Boyce did something similar. A veteran not just of D&D but a variety of tabletop role playing games, Boyce would take D&D modules and rewrite them. As a dungeon master, she hated playing a module as written because her players, who could also purchase the module, would already know what was coming. So, she simply rewrote them. Dinniman found his way to D&D through the novels, including the work of Margaret Weis, Tracy Hickman, and Michael Williams. Hartness fell in love with the original boxed basic D&D set with the red dragon on the cover.
For all the panelists, D&D has infused their work as a vehicle of storytelling. Creating a set piece, or a campaign, requires the dungeon master to create a series of stories and thereby build out a world in which the game characters interact. Characters too must go beyond the statistics on their character sheet and be realized through their own back stories. Thus, at every turn D&D offered them an opportunity to create.
Chatfield raised an interesting point when he discussed the injection of chaos into his work. As part of his creative process, he will intentionally roll dice. He allows himself three times a book to allow the dice to determine a course of action. It introduces an element of “chaos” into the work. He embraces the fact that this has the potential to change the story, leading to interesting and different story lines.

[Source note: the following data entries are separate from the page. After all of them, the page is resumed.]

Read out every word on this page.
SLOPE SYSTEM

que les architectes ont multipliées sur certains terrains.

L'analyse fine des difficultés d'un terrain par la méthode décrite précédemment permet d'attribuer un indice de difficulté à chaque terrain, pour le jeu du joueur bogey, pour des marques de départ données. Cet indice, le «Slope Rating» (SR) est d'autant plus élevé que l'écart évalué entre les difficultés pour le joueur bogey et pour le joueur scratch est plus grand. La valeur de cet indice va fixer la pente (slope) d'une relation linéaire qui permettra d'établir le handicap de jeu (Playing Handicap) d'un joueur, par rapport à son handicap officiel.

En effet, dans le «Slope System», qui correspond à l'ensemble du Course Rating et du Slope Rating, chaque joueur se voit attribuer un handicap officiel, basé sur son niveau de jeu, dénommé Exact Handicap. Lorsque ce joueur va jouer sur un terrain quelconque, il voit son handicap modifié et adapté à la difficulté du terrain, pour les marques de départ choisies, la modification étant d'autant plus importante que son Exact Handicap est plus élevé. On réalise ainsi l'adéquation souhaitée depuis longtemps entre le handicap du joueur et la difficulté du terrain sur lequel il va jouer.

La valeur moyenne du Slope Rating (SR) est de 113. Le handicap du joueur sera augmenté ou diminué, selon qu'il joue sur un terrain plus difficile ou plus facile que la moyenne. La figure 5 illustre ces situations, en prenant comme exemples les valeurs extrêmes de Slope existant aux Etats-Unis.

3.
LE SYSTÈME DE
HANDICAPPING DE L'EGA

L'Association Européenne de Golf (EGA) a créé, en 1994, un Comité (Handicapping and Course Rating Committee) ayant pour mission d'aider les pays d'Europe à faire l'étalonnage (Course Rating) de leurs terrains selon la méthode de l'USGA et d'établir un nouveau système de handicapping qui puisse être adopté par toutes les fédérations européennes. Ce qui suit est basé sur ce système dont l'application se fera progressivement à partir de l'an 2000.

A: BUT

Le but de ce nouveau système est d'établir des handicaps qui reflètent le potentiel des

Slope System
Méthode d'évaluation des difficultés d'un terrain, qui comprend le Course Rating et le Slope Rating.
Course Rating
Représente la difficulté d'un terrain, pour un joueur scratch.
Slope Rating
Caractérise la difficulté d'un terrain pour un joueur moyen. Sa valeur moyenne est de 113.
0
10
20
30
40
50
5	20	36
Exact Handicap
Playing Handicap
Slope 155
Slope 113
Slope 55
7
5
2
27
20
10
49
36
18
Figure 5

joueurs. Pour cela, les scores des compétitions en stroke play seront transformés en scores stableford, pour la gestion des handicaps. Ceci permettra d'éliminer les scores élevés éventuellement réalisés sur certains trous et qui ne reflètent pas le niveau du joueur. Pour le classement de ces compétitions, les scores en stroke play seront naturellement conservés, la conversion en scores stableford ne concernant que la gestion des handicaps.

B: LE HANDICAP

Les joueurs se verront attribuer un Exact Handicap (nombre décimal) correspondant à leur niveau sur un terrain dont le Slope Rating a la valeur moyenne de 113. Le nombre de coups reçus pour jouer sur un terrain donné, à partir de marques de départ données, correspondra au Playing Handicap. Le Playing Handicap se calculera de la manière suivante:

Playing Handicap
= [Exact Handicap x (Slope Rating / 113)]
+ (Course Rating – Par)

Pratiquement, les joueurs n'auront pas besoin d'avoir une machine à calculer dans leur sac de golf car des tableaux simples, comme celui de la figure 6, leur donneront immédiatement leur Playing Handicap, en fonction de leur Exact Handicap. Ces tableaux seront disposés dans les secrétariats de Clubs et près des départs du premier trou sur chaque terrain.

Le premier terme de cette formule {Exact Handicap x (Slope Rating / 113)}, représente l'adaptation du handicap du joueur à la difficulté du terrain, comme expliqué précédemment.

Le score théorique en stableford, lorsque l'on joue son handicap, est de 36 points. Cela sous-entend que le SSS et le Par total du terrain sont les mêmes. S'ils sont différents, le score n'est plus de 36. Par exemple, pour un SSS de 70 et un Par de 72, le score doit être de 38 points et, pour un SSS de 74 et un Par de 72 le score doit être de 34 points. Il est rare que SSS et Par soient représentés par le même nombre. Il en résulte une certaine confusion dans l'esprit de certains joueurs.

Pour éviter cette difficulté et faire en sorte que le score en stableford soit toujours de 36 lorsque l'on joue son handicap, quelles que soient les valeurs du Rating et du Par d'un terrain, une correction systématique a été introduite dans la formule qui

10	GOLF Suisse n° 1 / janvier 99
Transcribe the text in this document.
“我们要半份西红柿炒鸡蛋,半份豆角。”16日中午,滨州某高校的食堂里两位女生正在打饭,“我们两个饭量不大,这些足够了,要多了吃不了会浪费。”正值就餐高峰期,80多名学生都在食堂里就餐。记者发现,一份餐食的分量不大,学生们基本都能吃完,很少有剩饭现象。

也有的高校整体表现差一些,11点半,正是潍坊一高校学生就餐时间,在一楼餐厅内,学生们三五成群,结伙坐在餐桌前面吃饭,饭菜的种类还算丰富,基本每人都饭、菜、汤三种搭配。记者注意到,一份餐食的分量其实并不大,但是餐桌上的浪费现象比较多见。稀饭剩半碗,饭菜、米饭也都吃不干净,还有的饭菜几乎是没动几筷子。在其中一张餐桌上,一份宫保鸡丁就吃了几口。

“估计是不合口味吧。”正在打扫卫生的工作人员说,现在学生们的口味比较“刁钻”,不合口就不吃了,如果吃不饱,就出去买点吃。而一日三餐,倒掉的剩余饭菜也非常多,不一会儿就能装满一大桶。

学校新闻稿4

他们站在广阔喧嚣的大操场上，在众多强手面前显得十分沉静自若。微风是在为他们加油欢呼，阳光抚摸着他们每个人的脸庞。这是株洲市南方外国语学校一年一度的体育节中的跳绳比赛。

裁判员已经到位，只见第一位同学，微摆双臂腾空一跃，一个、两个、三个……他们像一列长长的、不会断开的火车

Hartness, a professional dungeon master, pointed to another dimension of the relationship: performance. Whether leading a game for a group of 5 or a YouTube audience, the DM is performing. She is weaving a tale that she has created and infused with life. There are different expectations that must be met with mastering a game before an audience, or for a group that has paid you to master a game for them, but the element of performance remains. Dungeons & Dragons has had a long and complex history, but it is now a cultural landmark. This panel, all published authors, is proof of the impact, legacy, and continuing power of Gygax and Arneson’s creation.